One can pass global settings to all job types, including cluster
dependent settings that will be used by all job types. These settings
can also be specified in each job type's own settings as well.

**Private settings**

One can pass global settings that are needed by job types but should not
be accessible by user code in ``commonprivate.properties``. For example,
the following settings are often needed for a hadoop cluster:

+-----------------------------------+-----------------------------------+
| Parameter                         | Description                       |
+===================================+===================================+
| hadoop.security.manager.class     | The hadoopsecuritymanager that    |
|                                   | handles talking to a hadoop       |
|                                   | cluseter. Use                     |
|                                   | ``azkaban.security.HadoopSecurity |
|                                   | Manager_H_1_0``                   |
|                                   | for 1.x versions                  |
+-----------------------------------+-----------------------------------+
| azkaban.should.proxy              | Whether Azkaban should proxy as   |
|                                   | individual user hadoop accounts,  |
|                                   | or run as the Azkaban user        |
|                                   | itself, defaults to ``true``      |
+-----------------------------------+-----------------------------------+
| proxy.user                        | The Azkaban user configured with  |
|                                   | kerberos and hadoop. Similar to   |
|                                   | how oozie should be configured,   |
|                                   | for secure hadoop installations   |
+-----------------------------------+-----------------------------------+
| proxy.keytab.location             | The location of the keytab file   |
|                                   | with which Azkaban can            |
|                                   | authenticate with Kerberos for    |
|                                   | the specified proxy.user          |
+-----------------------------------+-----------------------------------+
| jobtype.global.classpath          | The jars or xml resources every   |
|                                   | job type should have on their     |
|                                   | classpath. (e.g.                  |
|                                   | ``${hadoop.home}/hadoop-core-1.0. |
|                                   | 4.jar,${hadoop.home}/conf``)      |
+-----------------------------------+-----------------------------------+
| jobtype.global.jvm.args           | The jvm args that every job type  |
|                                   | should have to jvm.               |
+-----------------------------------+-----------------------------------+
| hadoop.home                       | The ``$HADOOP_HOME`` setting.     |
+-----------------------------------+-----------------------------------+

**Public settings**

One can pass global settings that are needed by job types and can be
visible by user code, in ``common.properties``. For example,
``hadoop.home`` should normally be passed along to user programs.

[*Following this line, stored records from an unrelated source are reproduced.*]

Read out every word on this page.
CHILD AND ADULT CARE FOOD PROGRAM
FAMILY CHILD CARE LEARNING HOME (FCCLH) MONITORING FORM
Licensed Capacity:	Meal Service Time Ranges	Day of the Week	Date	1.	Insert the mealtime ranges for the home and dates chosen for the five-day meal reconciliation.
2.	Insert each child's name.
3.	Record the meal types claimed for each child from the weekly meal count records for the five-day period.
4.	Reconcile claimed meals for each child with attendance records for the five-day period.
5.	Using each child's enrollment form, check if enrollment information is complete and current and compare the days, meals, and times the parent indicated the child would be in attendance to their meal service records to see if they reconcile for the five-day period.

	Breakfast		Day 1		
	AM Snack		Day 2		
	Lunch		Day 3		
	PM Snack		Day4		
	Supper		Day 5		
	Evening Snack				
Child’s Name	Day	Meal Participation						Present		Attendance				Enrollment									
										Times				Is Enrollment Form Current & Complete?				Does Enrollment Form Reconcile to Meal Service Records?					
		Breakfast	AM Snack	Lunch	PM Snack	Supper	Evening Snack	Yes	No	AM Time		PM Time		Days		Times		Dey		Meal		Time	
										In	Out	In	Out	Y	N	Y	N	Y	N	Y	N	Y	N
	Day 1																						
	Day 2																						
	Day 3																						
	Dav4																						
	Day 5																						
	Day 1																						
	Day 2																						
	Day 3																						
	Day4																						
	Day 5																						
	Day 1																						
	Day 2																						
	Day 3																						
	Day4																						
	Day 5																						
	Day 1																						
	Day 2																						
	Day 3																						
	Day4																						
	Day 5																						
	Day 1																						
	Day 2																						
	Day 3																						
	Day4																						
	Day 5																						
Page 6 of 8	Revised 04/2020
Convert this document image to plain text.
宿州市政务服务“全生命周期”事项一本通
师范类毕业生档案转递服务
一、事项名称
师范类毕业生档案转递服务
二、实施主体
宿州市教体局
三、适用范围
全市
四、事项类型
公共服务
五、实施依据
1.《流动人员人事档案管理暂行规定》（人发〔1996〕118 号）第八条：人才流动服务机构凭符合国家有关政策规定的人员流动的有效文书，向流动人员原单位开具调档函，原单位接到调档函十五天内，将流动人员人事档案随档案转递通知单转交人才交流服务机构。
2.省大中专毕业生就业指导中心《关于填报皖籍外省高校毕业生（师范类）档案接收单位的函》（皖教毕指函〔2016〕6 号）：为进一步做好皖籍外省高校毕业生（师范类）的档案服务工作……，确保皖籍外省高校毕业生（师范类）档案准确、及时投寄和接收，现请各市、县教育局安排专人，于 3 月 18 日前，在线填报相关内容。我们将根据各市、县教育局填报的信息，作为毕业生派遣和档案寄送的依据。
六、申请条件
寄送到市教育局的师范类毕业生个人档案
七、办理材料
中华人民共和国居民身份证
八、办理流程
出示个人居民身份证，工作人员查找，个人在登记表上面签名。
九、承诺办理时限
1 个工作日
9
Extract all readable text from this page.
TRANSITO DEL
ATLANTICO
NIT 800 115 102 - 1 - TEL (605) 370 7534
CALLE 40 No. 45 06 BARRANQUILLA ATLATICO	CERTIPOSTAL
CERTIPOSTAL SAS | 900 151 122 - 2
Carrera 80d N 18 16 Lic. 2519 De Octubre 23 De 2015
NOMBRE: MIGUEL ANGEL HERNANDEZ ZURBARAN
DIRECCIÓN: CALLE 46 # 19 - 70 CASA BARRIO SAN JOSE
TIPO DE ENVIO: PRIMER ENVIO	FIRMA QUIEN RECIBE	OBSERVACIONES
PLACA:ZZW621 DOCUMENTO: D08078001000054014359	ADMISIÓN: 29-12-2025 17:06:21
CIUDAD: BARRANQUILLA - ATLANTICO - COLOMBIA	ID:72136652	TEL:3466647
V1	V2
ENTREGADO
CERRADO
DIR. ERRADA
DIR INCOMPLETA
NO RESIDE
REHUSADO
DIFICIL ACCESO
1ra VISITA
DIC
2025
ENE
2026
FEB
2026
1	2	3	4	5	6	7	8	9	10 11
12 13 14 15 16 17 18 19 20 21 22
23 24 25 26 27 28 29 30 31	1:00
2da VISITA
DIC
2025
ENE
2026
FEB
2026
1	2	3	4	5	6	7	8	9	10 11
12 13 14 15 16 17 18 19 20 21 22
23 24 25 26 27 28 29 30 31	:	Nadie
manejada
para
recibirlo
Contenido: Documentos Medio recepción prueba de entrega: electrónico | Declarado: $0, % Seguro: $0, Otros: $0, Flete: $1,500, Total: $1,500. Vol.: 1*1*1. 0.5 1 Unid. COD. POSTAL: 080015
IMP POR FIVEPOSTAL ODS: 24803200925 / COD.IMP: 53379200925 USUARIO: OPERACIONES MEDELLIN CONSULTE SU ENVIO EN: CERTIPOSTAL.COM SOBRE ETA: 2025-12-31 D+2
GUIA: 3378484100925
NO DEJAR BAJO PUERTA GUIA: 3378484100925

**Settings for individual job types**

In most cases, there is no extra settings needed for job types to work,
other than variables like ``hadoop.home``, ``pig.home``, ``hive.home``,
etc. However, it is also where most of the customizations come from. For
example, one can configure a two Java job types with the same jar
resources but with different hadoop configurations, thereby submitting
pig jobs to different clusters. One can also configure pig job with
pre-registered jars and namespace imports for specific organizations.
Also to be noted: in the list of common job type plugins, we have
included different pig versions. The admin needs to make a soft link to
one of them, such as

::

   $ ln -s pig-0.10.1 pig

so that the users can use a default "pig" type.